VIXI signifiant « j’ai vécu »

 L’éloignement du I du reste du mot pourrait vouloir signifier que le Christ a vécu longtemps après la crucifixion (selon notre Révélation, il serait mort en 68).
- Dans le sens vertical, le  I  vient se placer sous le  P qui est la lettre grecque se prononçant R, formant le mot Pi sur lequel nous reviendrons plus loin.
Mais revenons au sens de VIXI …
- Cela me rappelle irrésistiblement la thèse érudite et extrêmement bien étayée des deux auteurs de la trilogie « LE TOMBEAU DE VIRGILE»*(1) dans laquelle ils expriment leur conviction  que le tableau « Les bergers d’Arcadie » de Nicolas Poussin représenterait le tombeau de Virgile (résumant son oeuvre), complétant la mystérieuse inscription  « ET IN ARCADIA EGO » par VIXI .
- S’agissant en réalité d’un message crypté indiquant la présence et la localisation du tombeau du Christ*(2), c’est tout naturellement que je lui applique l’expression de Guerchin et Poussin 

ET  IN  ARCADIA  EGO  VIXI  =  MOI  AUSSI  EN  ARCADIE  J’AI  VECU

Ainsi que nous venons de le voir sur le Titulus Crucis, VIXI est le verbe manquant qui vient si parfaitement compléter l’expression et nous révéler que le Christ a vécu en Arcadie, c'est-à-dire au Pays d’Arques en Razès, après être arrivé avec les « Maries (= Princesses) près de l’embouchure du Rhône (aujourd’hui, les « Saintes Maries de la mer »). N’est-il pas écrit dans l’admirable évangile de Lazare-Jean que Dieu est Verbe ?
La présence du tombeau du Christ dans le Razès permet de mieux comprendre la mystérieuse disparition de Monsieur Depaul en 1605, (avant qu’il ne revienne riche en St Vincent de Paul -notez la césure du nom, comme pour Jésus/Barabbas-) près de Marceille, et le soudain attachement (alors qu’il ne voulait pas y aller) de Nicolas Pavillon pour le diocèse déshérité d’Alet (Aude)…

- Condamnation de Pilate
Le roi des Juifs, Jésus Barabbas, fut officiellement condamné pour sédition et brigandage, mais le Sanhédrin demandant à Pilate de mettre à mort Simon le rival (de Jésus) qui avait été saisi par surprise au Temple, Pilate procéda à une substitution et relâcha Jésus.
C’est pour s’expliquer d’avoir menti et relâché un chef terroriste, qu’en 36 il fut rappelé à Rome où il arriva en mars 37 juste après la mort de Tibère.
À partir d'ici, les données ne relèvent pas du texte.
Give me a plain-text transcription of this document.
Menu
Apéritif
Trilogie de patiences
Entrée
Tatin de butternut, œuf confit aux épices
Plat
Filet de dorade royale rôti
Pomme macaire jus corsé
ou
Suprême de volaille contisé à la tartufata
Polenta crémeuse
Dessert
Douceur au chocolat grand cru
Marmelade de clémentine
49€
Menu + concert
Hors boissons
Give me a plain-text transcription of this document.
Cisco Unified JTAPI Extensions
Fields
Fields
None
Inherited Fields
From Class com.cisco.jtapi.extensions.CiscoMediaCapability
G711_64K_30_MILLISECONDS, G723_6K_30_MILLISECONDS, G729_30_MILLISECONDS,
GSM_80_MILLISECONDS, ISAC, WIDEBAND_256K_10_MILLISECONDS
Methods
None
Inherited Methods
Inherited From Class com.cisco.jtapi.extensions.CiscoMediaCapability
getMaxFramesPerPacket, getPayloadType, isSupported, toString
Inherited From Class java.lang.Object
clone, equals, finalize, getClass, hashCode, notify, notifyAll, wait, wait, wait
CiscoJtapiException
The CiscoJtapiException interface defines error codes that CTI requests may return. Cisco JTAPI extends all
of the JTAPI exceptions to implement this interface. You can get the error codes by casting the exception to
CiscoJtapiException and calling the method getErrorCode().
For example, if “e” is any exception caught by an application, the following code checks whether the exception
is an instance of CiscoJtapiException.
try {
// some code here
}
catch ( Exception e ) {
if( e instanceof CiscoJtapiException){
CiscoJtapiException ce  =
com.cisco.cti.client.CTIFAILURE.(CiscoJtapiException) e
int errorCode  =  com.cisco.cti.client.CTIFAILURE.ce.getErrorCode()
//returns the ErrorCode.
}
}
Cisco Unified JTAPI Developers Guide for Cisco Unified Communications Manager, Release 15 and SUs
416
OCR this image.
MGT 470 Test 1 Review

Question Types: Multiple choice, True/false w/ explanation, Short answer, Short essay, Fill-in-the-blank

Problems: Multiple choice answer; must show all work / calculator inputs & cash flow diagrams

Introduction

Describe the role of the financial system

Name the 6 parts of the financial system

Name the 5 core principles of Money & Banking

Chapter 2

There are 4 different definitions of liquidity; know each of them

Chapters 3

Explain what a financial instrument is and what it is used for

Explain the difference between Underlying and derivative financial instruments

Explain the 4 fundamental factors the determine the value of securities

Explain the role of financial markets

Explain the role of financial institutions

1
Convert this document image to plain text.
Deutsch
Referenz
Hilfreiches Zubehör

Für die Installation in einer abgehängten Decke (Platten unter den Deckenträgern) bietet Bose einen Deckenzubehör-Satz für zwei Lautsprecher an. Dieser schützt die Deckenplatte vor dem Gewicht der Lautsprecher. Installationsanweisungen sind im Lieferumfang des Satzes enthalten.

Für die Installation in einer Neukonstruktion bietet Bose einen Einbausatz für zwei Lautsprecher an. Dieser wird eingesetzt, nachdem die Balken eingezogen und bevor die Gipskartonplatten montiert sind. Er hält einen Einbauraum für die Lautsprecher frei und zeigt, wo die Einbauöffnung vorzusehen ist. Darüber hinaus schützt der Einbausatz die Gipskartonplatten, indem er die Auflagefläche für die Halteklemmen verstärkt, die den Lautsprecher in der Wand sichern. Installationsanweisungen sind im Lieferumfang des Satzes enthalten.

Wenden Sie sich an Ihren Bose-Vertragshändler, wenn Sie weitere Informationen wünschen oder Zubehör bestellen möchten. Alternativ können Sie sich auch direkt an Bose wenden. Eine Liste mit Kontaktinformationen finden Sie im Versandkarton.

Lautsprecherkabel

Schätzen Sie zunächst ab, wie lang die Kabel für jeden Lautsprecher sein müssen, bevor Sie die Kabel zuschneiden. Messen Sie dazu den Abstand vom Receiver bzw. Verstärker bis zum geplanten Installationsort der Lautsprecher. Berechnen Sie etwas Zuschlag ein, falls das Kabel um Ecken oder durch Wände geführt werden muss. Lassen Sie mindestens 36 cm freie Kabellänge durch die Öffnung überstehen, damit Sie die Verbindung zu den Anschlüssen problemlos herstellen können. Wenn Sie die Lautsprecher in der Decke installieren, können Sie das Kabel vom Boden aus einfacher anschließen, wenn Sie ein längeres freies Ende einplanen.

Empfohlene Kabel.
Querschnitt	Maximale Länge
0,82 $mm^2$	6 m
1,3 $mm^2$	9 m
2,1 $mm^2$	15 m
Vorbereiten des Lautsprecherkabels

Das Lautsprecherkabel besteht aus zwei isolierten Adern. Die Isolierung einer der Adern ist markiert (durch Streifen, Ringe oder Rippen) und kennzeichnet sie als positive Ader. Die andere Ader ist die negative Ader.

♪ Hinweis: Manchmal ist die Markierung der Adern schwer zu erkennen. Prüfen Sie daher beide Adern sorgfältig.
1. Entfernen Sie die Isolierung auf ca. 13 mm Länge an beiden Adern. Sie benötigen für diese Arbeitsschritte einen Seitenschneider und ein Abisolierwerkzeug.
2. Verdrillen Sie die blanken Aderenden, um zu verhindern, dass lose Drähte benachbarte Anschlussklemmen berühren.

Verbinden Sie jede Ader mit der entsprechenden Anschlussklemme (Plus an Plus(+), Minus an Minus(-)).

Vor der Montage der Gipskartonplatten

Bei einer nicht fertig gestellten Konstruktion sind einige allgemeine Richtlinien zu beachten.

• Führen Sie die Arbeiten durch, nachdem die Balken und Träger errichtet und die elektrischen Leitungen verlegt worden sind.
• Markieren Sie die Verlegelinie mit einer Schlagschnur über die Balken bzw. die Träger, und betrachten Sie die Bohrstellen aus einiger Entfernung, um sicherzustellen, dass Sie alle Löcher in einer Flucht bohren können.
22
Il fut condamné à l’exilium (équivalent à une condamnation à mort), et mourut à Vienne (France) en 39.

 

*(1) « LE TOMBEAU DE VIRGILE »   F. Pineau  et G. Lacoste  - Ed. Maria  Isabelle  - Paris (1990).
*(2) « JESUS-CHRIST BAR-ABA »    P. Silvain  Marseille (1999), pages 150-151.

- Bible
Le lendemain de la crucifixion, les principaux sacrificateurs et les Pharisiens allèrent ensemble auprès de Pilate et demandèrent que le sépulcre soit gardé jusqu’au troisième jour, ce qu’il accepta :
« Afin que les disciples de Jésus  ne viennent pas dérober le corps, et dire au peuple: il est ressuscité des morts. Cette dernière imposture serait pire que la première» Matthieu 27(64).
La première imposture ne serait-elle pas la substitution ?

- Révélation templière
Nous comprenons mieux les sous-entendus de l’alchimiste catalan Raymond Lulle, en 1309 :
« Il existe sans doute de nombreux secrets chez les Chrétiens. Parmi eux, il en est un (en particulier) qui représenterait une révélation incroyable, comme celui (que) livrent  en ce moment les Templiers (…). Si une telle infamie était rendue publique et manifeste, elle mettrait en danger la barque de saint Pierre. »
Qu’est-ce qui pourrait mettre en danger le dogme catholique sinon la découverte du tombeau du Christ et la preuve de la fausse résurrection ?... 

- Confession de Saunière
L’abbé Bérenger Saunière fut terrassé le 17 janvier ( ! ) 1917 par une attaque et mourut le 22 janvier, après s’être longuement confessé à l’abbé Rivière, d’Espéraza. Personne n’a jamais su
ce qui s’était dit, mais l’abbé Rivière en fut tellement troublé qu’il refusa pendant plusieurs jours d’administrer les derniers sacrements, et que son caractère en fut assombri jusqu’à la fin de sa vie.Il semblerait que ce que lui révéla Saunière ait profondément ébranlé ses convictions  religieuses… 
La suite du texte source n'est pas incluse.